The Maratha Morè clan of Javli or Jayavalli came to prominence early in the 16th century when the first sultan of Bijapur granted them the kingdom (Jagir) of Javli.This branch was called the Chandrarao Morè branch of Javli. The ruler of the kingdom had a title of Chandrarao. The first recognized Chandrarao was Raja Parsojiraje Bajirao More who was given the jagir of Javli due to his immense valour of killing a tiger alone in a hunt with Adilshah. Javli, near the modern day hill station of Mahabaleshwar, occupied a strategic position in the eastern foothills of the Northern Sahyadri mountain range. Within 60 miles length of the mountains there are eight passes through which trade flowed from the coastal Konkan ports of Chiplun and Colaba on their way to the inlands of Deccan. For eight generations, the Morès amassed great fortune by taxing the trade with a help of a force of 12,000 soldiers.

===Controversy on conquest of Javli by Shivaji===

Modern historian Dipesh Chakrabarty writes about the controversial circumstances in which Javali was obtained by Shivaji, the founder of Maratha Empire in 1656. Javli was very important to Shivaji Maharaj for the founding of his Kingdom. Upon review of the documents, prominent historian Sarkar concluded that "the acquisition of Javli was the result of deliberate murder and organized treachery on part of Shivaji". However, Chakrabarty says that this conclusion did not sit well with the nationalist historians from Maharashtra of Sarkar's time. This was despite the fact that all the old Hindu biographers agreed that it was an act of premeditated murder. The remaining son of Chandra rao continued his fight against Shivaji by seeking refuge with the Adil shah.
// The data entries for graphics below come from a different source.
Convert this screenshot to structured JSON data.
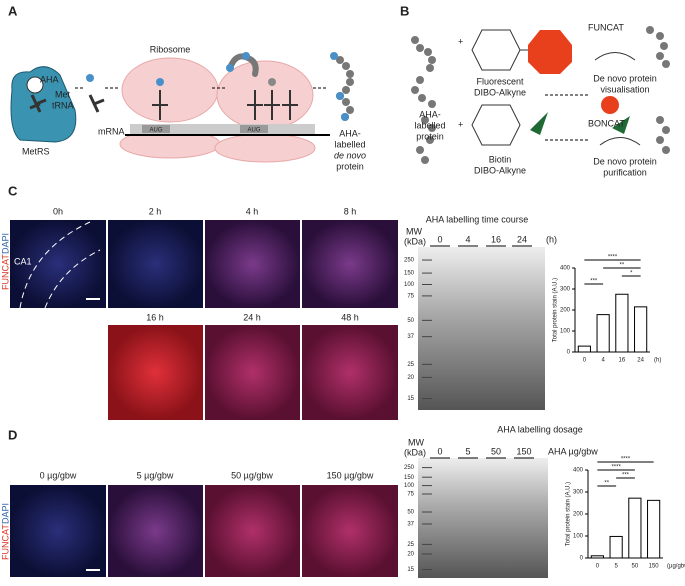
{
  "figure": {
    "panel_labels": [
      "A",
      "B",
      "C",
      "D"
    ],
    "a": {
      "aha": "AHA",
      "met": "Met",
      "trna": "tRNA",
      "metrs": "MetRS",
      "ribosome": "Ribosome",
      "mrna": "mRNA",
      "codons": [
        "AUG",
        "AUG"
      ],
      "product": [
        "AHA-",
        "labelled",
        "de novo",
        "protein"
      ]
    },
    "b": {
      "funcat": "FUNCAT",
      "boncat": "BONCAT",
      "fluor": [
        "Fluorescent",
        "DIBO-Alkyne"
      ],
      "biotin": [
        "Biotin",
        "DIBO-Alkyne"
      ],
      "aha_protein": [
        "AHA-",
        "labelled",
        "protein"
      ],
      "plus": "+",
      "visual": [
        "De novo protein",
        "visualisation"
      ],
      "purif": [
        "De novo protein",
        "purification"
      ]
    },
    "c": {
      "stain": "FUNCAT",
      "dapi": "DAPI",
      "region": "CA1",
      "times": [
        "0h",
        "2 h",
        "4 h",
        "8 h",
        "16 h",
        "24 h",
        "48 h"
      ],
      "title": "AHA labelling time course",
      "mw": "MW",
      "kda": "(kDa)",
      "lanes": [
        "0",
        "4",
        "16",
        "24"
      ],
      "lane_unit": "(h)",
      "markers": [
        "250",
        "150",
        "100",
        "75",
        "50",
        "37",
        "25",
        "20",
        "15"
      ]
    },
    "d": {
      "stain": "FUNCAT",
      "dapi": "DAPI",
      "doses": [
        "0 µg/gbw",
        "5 µg/gbw",
        "50 µg/gbw",
        "150 µg/gbw"
      ],
      "title": "AHA labelling dosage",
      "mw": "MW",
      "kda": "(kDa)",
      "lanes": [
        "0",
        "5",
        "50",
        "150"
      ],
      "lane_unit": "AHA µg/gbw",
      "markers": [
        "250",
        "150",
        "100",
        "75",
        "50",
        "37",
        "25",
        "20",
        "15"
      ]
    }
  },
  "chart_data": [
    {
      "type": "bar",
      "categories": [
        "0",
        "4",
        "16",
        "24"
      ],
      "values": [
        28,
        178,
        275,
        215
      ],
      "color": "#ffffff",
      "ylim": [
        0,
        400
      ],
      "yticks": [
        0,
        100,
        200,
        300,
        400
      ],
      "y_label": "Total protein stain (A.U.)",
      "x_label": "(h)",
      "annotations": [
        "****",
        "**",
        "*",
        "***"
      ]
    },
    {
      "type": "bar",
      "categories": [
        "0",
        "5",
        "50",
        "150"
      ],
      "values": [
        10,
        98,
        272,
        262
      ],
      "color": "#ffffff",
      "ylim": [
        0,
        400
      ],
      "yticks": [
        0,
        100,
        200,
        300,
        400
      ],
      "y_label": "Total protein stain (A.U.)",
      "x_label": "(µg/gbw)",
      "annotations": [
        "****",
        "****",
        "***",
        "**"
      ]
    }
  ]
}
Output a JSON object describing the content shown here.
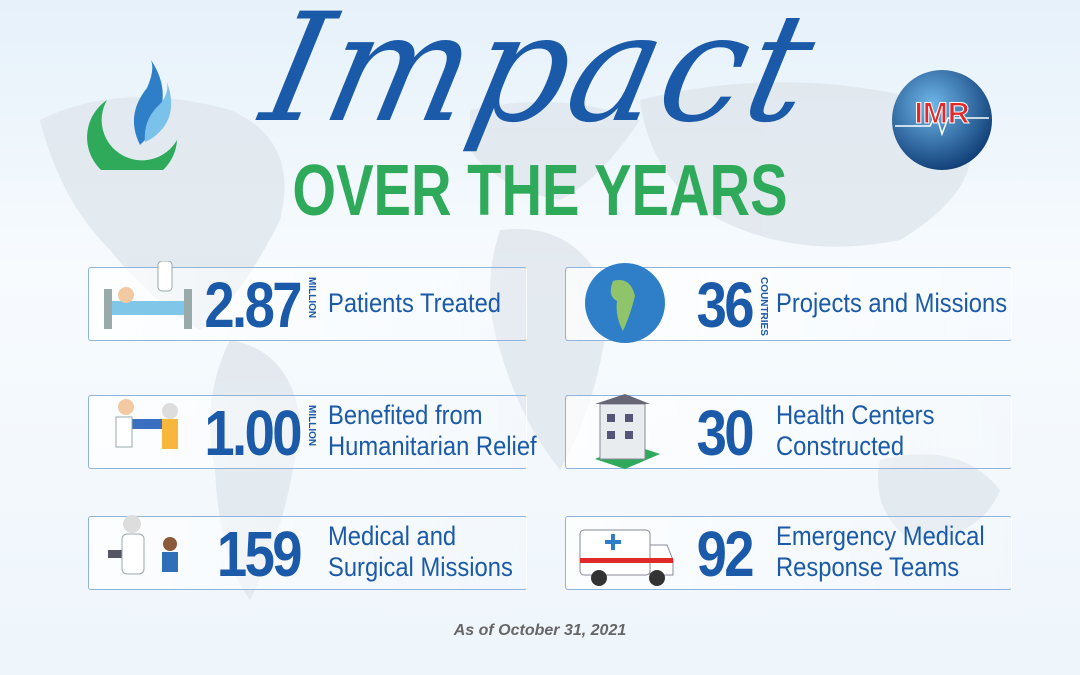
{
  "header": {
    "title": "Impact",
    "subtitle": "OVER THE YEARS",
    "logo_right": "IMR"
  },
  "stats": [
    {
      "number": "2.87",
      "unit": "MILLION",
      "label": [
        "Patients Treated"
      ]
    },
    {
      "number": "36",
      "unit": "COUNTRIES",
      "label": [
        "Projects and Missions"
      ]
    },
    {
      "number": "1.00",
      "unit": "MILLION",
      "label": [
        "Benefited from",
        "Humanitarian Relief"
      ]
    },
    {
      "number": "30",
      "label": [
        "Health Centers",
        "Constructed"
      ]
    },
    {
      "number": "159",
      "label": [
        "Medical and",
        "Surgical Missions"
      ]
    },
    {
      "number": "92",
      "label": [
        "Emergency Medical",
        "Response Teams"
      ]
    }
  ],
  "footer": {
    "note": "As of October 31, 2021"
  }
}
Other members of the clan joined the Mughals and helped the Mughal general, Jai Singh in his campaign against Shivaji.
Historian Gordon agrees with Sarkar and concludes based on historical documents that Shivaji had no legal rights to Javali hence this was an act of "conscious treachery" on his part. and Indian historian Satish Chandra also comes to the same conclusion.